AALove2~19

"Wanita hamil?"

Sisi memegang perutnya dan menatap perawat bernama Ranita itu. Ia tersenyum dan mengangguk memandang Sisi yang terheran-heran.
Sampai didepan pintu ruang pemeriksaan Sisi masih saja merasa seperti orang linglung.

"Hamil?"

'Ck. Kenapa sampai lupa bertanya sama suster Ranita, kenapa dia bisa bilang gue hamil?'

Sisi berbalik lagi masuk kedalam ruangan pemeriksaan sebelum mencapai pintu. Saking tegangnya, heran juga tak percaya dia sampai tak bisa berkata-kata tadi.

"Kenapa mbak Sisi?"

"Umm, tadi suster bilang saya hamil?"

"Iya, kenapa mbak? Apa mbak Sisi tidak menyadari?"

"Saya..." Sisi menggeleng sambil memegang perutnya.

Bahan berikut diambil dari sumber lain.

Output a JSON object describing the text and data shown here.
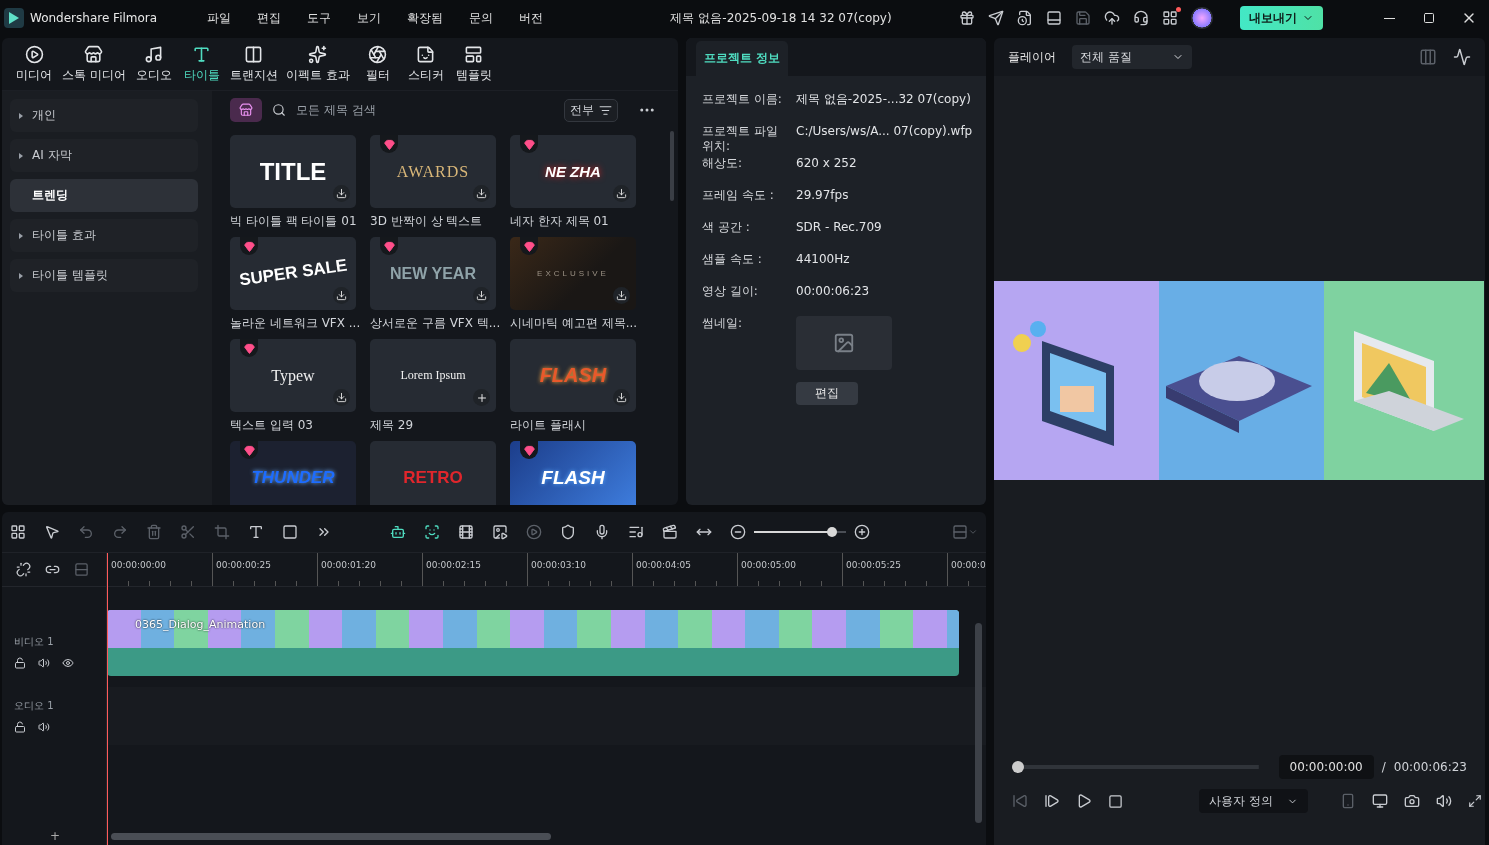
{
  "app": {
    "name": "Wondershare Filmora"
  },
  "menu": [
    "파일",
    "편집",
    "도구",
    "보기",
    "확장됨",
    "문의",
    "버전"
  ],
  "window": {
    "title": "제목 없음-2025-09-18 14 32 07(copy)"
  },
  "export_button": {
    "label": "내보내기"
  },
  "media_tabs": [
    {
      "label": "미디어",
      "kind": "media",
      "selected": false
    },
    {
      "label": "스톡 미디어",
      "kind": "stock",
      "selected": false
    },
    {
      "label": "오디오",
      "kind": "audio",
      "selected": false
    },
    {
      "label": "타이틀",
      "kind": "title",
      "selected": true
    },
    {
      "label": "트랜지션",
      "kind": "transition",
      "selected": false
    },
    {
      "label": "이펙트 효과",
      "kind": "effect",
      "selected": false
    },
    {
      "label": "필터",
      "kind": "filter",
      "selected": false
    },
    {
      "label": "스티커",
      "kind": "sticker",
      "selected": false
    },
    {
      "label": "템플릿",
      "kind": "template",
      "selected": false
    }
  ],
  "sidebar": {
    "items": [
      {
        "label": "개인",
        "expandable": true,
        "selected": false
      },
      {
        "label": "AI 자막",
        "expandable": true,
        "selected": false
      },
      {
        "label": "트렌딩",
        "expandable": false,
        "selected": true
      },
      {
        "label": "타이틀 효과",
        "expandable": true,
        "selected": false
      },
      {
        "label": "타이틀 템플릿",
        "expandable": true,
        "selected": false
      }
    ]
  },
  "search": {
    "placeholder": "모든 제목 검색"
  },
  "filter": {
    "label": "전부"
  },
  "titles": [
    {
      "label": "빅 타이틀 팩 타이틀 01",
      "preview": "TITLE",
      "kind": "bold",
      "premium": false,
      "download": true,
      "add": false
    },
    {
      "label": "3D 반짝이 상 텍스트",
      "preview": "AWARDS",
      "kind": "gold",
      "premium": true,
      "download": true,
      "add": false
    },
    {
      "label": "네자 한자 제목 01",
      "preview": "NE ZHA",
      "kind": "red",
      "premium": true,
      "download": true,
      "add": false
    },
    {
      "label": "놀라운 네트워크 VFX ...",
      "preview": "SUPER SALE",
      "kind": "blue",
      "premium": true,
      "download": true,
      "add": false
    },
    {
      "label": "상서로운 구름 VFX 텍...",
      "preview": "NEW YEAR",
      "kind": "grey",
      "premium": true,
      "download": true,
      "add": false
    },
    {
      "label": "시네마틱 예고편 제목...",
      "preview": "EXCLUSIVE",
      "kind": "cinema",
      "premium": true,
      "download": true,
      "add": false
    },
    {
      "label": "텍스트 입력 03",
      "preview": "Typew",
      "kind": "serif",
      "premium": true,
      "download": true,
      "add": false
    },
    {
      "label": "제목 29",
      "preview": "Lorem Ipsum",
      "kind": "serif",
      "premium": false,
      "download": false,
      "add": true
    },
    {
      "label": "라이트 플래시",
      "preview": "FLASH",
      "kind": "fire",
      "premium": false,
      "download": true,
      "add": false
    },
    {
      "preview": "THUNDER",
      "kind": "neon",
      "premium": true,
      "download": false,
      "add": false
    },
    {
      "preview": "RETRO",
      "kind": "retro",
      "premium": false,
      "download": false,
      "add": false
    },
    {
      "preview": "FLASH",
      "kind": "storm",
      "premium": true,
      "download": false,
      "add": false
    }
  ],
  "project_info": {
    "tab": {
      "label": "프로젝트 정보",
      "selected": true
    },
    "fields": [
      {
        "label": "프로젝트 이름:",
        "value": "제목 없음-2025-...32 07(copy)"
      },
      {
        "label": "프로젝트 파일 위치:",
        "value": "C:/Users/ws/A... 07(copy).wfp"
      },
      {
        "label": "해상도:",
        "value": "620 x 252"
      },
      {
        "label": "프레임 속도 :",
        "value": "29.97fps"
      },
      {
        "label": "색 공간 :",
        "value": "SDR - Rec.709"
      },
      {
        "label": "샘플 속도 :",
        "value": "44100Hz"
      },
      {
        "label": "영상 길이:",
        "value": "00:00:06:23"
      }
    ],
    "thumbnail_label": "썸네일:",
    "edit_button": "편집"
  },
  "player": {
    "tab": "플레이어",
    "quality": "전체 품질",
    "scrubber": {
      "level": 0
    },
    "current_time": "00:00:00:00",
    "separator": "/",
    "total_time": "00:00:06:23",
    "speed": "사용자 정의"
  },
  "timeline": {
    "zoom": {
      "level": 0.85
    },
    "ruler": [
      "00:00:00:00",
      "00:00:00:25",
      "00:00:01:20",
      "00:00:02:15",
      "00:00:03:10",
      "00:00:04:05",
      "00:00:05:00",
      "00:00:05:25",
      "00:00:0"
    ],
    "tracks": [
      {
        "kind": "video",
        "label": "비디오",
        "number": "1",
        "clip": "0365_Dialog_Animation"
      },
      {
        "kind": "audio",
        "label": "오디오",
        "number": "1"
      }
    ],
    "add_track": "+"
  }
}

"Umm, payudara saya justru terasa ngilu dan..." Sisi meraba payudaranya. Lebih lembut dan terasa lebihhh...besar.

"Mbak Sisi mengira itu tanda-tanda haid?" Tanya suster Ranita dan Sisi mengangguk.

Selama ini kan begitu, memberi harapan hamil karna telat haid tapi nyatanya biasanya ketika payudaranya terasa nyeri justru tak lama dia haid.
Sisi tiba-tiba menutup hidung dan ketika menelan ludahnya ia merasa mual.

"Maaf mbak, saya sepertinya nggak tahan bau obat disini begitu nyengat..." Sisi memundurkan badannya.

"Sebaiknya Mbak Sisi testpack nanti setelah sampai dirumah, dan untuk memastikan lagi bisa ke dokter kandungan," saran suster Ranita sambil tersenyum.

"Test pack?"

"Jika Mbak Sisi ingin menggunakan test pack, disarankan supaya Mbak Sisi mengambil sampel urin di pagi hari. Lalu lihat tanda berupa garis yang diperlihatkan oleh alat tersebut. Jika ada dua tanda berarti positif, dan jika hanya ada satu berarti sebaliknya," jelas suster Ranita lagi.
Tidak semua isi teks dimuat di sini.